= Jennifer Burney =

Environmental scientist

Jennifer Burney is a physicist and environmental scientist whose research focuses on food security and the environment.

== Early life and education ==
Burney grew up in Albuquerque, New Mexico. She studied history and science at Harvard University and earned a PhD in physics from Stanford, developing a superconducting camera to capture images of cosmic bodies, like pulsars or exoplanets. After graduating, she worked for Solar Electric Light Fund on rural electrification, particularly in West Africa. Starting in 2008, she worked as a postdoc at Stanford on food security and the environment. She was named a National Geographic Emerging Explorer in 2011. She also began her teaching career at University of California, San Diego in 2011 with a science policy-focused tenure track position.

== Research and career ==
As a research affiliate at the University of California, San Diego's Policy Design and Evaluation Laboratory, her research focuses mainly on global food security, adaptation, and climate change mitigation. Some projects she has worked on include rural electrification, aerosol emissions, and high-yield farming. In addition, Burney has worked towards researching agricultural shifts caused by drastic weather patterns and their associated impact on school meal programs. Burney and her team work towards analyzing data related to climate change and its effect on school food programs to improve their effectiveness.

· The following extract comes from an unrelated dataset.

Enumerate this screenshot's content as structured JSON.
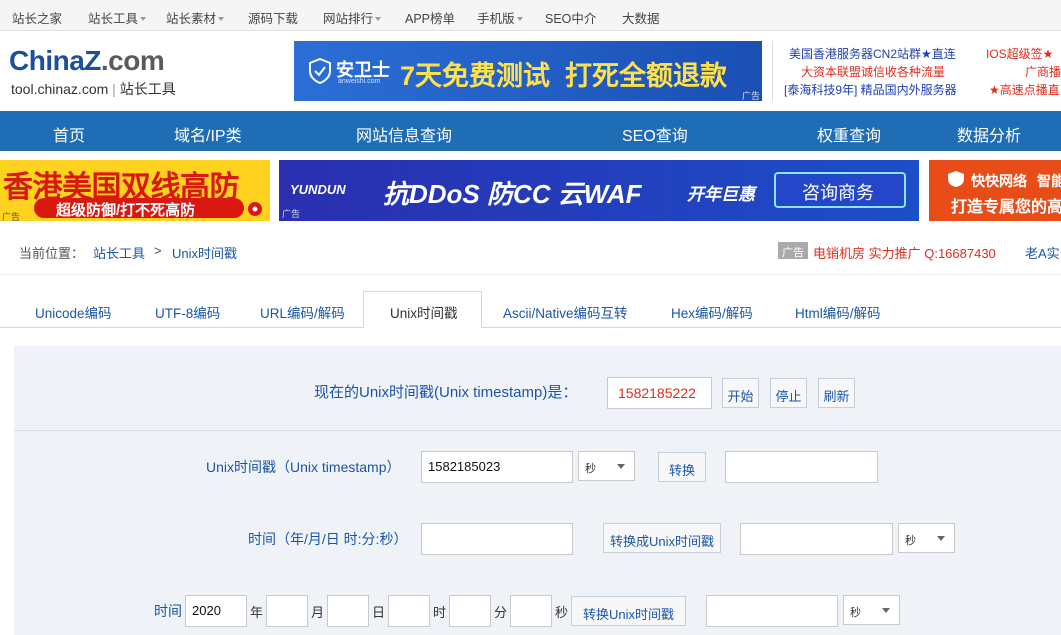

She is professor and the Marshall Saunders Chancellor's Endowed Chair in Global Climate Policy and Research at the University of California, San Diego, as part of the School of Global Policy and Strategy.Burney also serves as deputy director of Stanford's Center on Food Security and the Environment.

Burney is a member of the American Geophysical Union.

== Personal life ==
Her partner is Claire Adida, professor of political science at the University of California, San Diego. They have two children.